O LUBISÔME
Eu nunca antes havia acreditado nessa história de lubisôme. Onde já se viu uma pessoa virar um bicho? Mas teve um dia que mudei minha opinião sobre esse assunto. E foi da maneira mais assustadora possível.
Eu costumava caçar no meio do mato só com a companhia do cachorro. Apenas o silêncio era cortado de vez em quando com chilros de pássaros: ora um bem-te-vi, ora um casaca-de-couro, ora a sombra preta de um anum, soltando seu piado agourento.
O povo dizia que tava aparecendo lubisôme por aquelas bandas, que tinha comido uns bichos da vizinhança e, dizem, tinha até roubado uma criança pequena, mas graças às orações da comunidade, apareceu depois, todo sujinho, na casa de onde tinha sido levado. Não se sabe ao certo porque o tal lubisôme tinha devolvido o menino. É claro que eu não tinha medo dessas histórias e do alto de minha arrogância, dizia que até não seria mal encontrar o dito bicho mal-assombrado.
Lá pelas tantas, eu já tinha caminhado um bom par de horas, quando senti um cheiro de chiqueiro insuportável. Ouvi uns roncos descomunais, dando a impressão de que uma vara de porcos vinha em minha direção. Para o meu espanto, avistei um bicho com mais de dois metros de altura, rastejando no mato, acocorado, o corpo totalmente coberto de pelos e estopa. Deu pra ver também um enorme olho no meio da testa e o que pareceu ser uma boca na barriga. Parecia mais com um porco feio. “Adiante é baixinho e nas traseiras é alto”.

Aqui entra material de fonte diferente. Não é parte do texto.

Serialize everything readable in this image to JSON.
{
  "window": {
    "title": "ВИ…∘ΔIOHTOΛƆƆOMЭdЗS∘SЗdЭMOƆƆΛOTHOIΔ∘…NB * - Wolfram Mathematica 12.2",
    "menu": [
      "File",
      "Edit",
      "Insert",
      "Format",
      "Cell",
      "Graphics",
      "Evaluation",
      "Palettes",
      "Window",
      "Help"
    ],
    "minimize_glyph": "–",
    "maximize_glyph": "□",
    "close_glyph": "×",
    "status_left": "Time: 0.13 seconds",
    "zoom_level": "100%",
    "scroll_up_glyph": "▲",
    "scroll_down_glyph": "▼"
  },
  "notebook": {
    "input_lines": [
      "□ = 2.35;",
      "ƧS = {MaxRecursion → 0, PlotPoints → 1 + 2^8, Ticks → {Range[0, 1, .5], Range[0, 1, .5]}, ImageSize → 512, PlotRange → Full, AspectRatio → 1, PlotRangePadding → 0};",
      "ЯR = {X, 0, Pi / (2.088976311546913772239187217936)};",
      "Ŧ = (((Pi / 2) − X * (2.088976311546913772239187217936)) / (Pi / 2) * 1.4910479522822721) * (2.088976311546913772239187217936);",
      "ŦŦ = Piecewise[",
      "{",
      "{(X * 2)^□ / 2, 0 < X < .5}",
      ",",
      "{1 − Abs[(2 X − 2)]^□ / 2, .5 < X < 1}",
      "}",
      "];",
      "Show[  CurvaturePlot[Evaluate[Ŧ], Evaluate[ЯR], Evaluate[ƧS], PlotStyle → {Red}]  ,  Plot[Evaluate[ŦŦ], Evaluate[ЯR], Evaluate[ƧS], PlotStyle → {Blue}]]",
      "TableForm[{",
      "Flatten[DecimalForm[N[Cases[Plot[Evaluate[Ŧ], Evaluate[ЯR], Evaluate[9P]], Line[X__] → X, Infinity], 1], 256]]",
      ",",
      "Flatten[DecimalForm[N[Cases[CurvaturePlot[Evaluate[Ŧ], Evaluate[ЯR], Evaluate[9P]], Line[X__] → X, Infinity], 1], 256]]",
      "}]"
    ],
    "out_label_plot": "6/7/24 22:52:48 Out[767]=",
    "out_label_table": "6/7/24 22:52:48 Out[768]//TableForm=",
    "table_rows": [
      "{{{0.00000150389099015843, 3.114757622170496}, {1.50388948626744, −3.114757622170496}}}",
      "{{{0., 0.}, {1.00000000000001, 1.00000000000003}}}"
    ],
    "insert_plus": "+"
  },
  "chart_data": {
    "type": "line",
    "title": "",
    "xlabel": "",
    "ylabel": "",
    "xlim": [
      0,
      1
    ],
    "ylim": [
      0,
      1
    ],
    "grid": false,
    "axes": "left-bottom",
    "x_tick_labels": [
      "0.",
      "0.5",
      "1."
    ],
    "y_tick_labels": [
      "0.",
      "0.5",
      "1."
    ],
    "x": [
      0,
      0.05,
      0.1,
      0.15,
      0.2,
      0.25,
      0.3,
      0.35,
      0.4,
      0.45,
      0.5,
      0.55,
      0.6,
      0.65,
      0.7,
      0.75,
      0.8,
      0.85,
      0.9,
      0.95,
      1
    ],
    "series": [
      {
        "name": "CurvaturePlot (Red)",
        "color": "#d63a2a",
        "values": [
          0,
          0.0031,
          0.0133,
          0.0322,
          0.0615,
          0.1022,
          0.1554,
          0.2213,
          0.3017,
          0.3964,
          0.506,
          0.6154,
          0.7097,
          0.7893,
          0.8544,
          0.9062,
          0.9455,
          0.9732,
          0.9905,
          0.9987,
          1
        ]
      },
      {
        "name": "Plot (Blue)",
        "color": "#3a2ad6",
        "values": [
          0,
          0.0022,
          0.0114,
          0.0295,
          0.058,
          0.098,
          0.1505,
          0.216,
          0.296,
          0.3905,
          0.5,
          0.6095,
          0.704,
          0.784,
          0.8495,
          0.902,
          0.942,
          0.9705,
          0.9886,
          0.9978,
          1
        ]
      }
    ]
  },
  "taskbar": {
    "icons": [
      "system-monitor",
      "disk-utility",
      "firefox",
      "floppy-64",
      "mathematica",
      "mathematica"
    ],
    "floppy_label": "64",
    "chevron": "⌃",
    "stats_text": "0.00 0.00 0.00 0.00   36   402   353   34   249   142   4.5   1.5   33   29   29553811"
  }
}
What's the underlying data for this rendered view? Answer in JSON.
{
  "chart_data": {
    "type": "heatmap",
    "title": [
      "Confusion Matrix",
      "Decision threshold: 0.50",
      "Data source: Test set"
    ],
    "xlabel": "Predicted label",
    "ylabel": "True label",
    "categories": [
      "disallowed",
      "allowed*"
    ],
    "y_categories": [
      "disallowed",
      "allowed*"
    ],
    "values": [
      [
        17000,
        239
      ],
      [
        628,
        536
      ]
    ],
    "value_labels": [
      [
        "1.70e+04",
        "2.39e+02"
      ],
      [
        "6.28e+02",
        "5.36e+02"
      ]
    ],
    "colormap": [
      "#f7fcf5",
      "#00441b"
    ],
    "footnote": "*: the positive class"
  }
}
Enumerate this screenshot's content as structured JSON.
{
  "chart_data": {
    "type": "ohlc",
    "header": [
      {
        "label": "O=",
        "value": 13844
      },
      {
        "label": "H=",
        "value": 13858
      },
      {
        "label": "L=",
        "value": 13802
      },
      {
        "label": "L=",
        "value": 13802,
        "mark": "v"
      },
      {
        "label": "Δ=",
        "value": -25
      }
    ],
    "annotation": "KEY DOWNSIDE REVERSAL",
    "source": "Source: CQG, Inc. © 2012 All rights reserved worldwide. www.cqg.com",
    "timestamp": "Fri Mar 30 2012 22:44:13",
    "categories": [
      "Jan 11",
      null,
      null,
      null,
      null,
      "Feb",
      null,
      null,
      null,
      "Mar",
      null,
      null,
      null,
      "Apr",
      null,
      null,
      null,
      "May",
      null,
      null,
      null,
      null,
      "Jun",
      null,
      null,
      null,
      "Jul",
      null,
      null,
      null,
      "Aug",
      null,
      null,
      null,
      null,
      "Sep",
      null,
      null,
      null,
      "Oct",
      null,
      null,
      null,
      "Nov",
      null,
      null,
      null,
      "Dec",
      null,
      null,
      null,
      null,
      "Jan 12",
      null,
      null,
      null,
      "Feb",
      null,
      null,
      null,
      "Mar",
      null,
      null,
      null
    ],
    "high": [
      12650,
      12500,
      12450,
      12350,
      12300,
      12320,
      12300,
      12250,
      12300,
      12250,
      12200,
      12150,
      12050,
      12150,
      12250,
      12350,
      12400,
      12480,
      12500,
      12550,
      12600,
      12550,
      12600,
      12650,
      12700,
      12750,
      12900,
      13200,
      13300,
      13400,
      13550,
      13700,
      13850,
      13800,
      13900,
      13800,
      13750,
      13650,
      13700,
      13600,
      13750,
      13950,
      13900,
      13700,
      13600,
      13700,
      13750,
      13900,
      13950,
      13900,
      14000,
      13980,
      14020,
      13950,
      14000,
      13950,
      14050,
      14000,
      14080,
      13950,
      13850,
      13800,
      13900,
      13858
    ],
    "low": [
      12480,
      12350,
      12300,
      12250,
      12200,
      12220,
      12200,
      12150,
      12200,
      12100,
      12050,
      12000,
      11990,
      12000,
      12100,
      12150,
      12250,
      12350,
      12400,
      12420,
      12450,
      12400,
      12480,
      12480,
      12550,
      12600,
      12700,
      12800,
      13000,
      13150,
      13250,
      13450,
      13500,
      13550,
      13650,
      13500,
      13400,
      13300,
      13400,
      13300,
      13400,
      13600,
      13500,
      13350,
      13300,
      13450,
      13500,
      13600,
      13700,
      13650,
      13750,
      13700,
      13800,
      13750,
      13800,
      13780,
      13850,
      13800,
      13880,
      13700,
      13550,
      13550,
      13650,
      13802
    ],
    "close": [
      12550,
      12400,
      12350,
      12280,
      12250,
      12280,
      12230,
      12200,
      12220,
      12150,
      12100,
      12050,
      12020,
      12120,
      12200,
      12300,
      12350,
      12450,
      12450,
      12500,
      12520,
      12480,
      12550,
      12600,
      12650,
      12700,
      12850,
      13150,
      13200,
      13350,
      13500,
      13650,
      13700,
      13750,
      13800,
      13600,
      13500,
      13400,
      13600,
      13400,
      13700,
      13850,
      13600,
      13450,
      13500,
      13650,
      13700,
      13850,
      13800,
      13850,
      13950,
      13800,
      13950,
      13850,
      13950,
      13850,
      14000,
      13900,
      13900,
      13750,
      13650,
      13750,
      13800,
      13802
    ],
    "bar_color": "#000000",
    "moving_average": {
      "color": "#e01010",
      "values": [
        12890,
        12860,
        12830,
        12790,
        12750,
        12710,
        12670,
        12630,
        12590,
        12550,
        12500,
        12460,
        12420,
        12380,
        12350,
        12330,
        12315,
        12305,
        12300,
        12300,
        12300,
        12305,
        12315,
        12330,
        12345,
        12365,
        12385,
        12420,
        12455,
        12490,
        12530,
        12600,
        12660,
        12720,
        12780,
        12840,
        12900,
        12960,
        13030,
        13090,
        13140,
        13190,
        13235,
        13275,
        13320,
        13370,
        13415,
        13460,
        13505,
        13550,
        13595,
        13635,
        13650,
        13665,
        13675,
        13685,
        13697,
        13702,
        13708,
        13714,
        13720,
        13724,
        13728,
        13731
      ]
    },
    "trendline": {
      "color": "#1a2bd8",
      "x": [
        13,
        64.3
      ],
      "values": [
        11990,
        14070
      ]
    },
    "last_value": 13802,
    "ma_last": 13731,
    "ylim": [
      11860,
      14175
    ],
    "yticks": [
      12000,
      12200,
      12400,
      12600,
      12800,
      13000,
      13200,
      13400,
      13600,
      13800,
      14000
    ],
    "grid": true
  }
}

A coisa me olhou com curiosidade. Tremi o corpo todo, suando frio. Os pelos do corpo todo ficaram arrupiados. Eu já tava todo cagado nas calças. Mal conseguia me mover. O cachorro estancou e partiu pra cima, arrudiando o bicho, fazendo uma zoada medonha. O monstrengo partiu pra cima de mim. Peguei um facão rabo-de-galo e, não sei como, o golpeei na mão esquerda, abrindo-lhe uma ferida enorme, fazendo o bicho urrar de dor, logo desaparecendo no meio do mato fechado. Tive a impressão de que cheguei a decepar a mão da criatura.
Cheguei na cidade esbaforido, fedendo a merda, todo estropiado. Contei a história no bar que logo se espalhou como um rastilho de pólvora. Fui procurar o padre, porque um negócio daqueles só podia ser coisa do Demo. Encontrei o sacerdote na casa paroquial, meio adoentado. As olheiras denunciavam-lhe seguidas noites mal dormidas. Não queria me receber nem falar no assunto. Visivelmente aborrecido, disse que tudo aquilo não passava de fábulas e histórias de trancoso.
No dia seguinte soube a notícia de que o pároco tinha ido embora bem cedo. Aterrorizado, ouvi alguém dizer que ele tinha sofrido uma fatalidade e que tinha decepado a mão esquerda em um terrível acidente não muito bem esclarecido.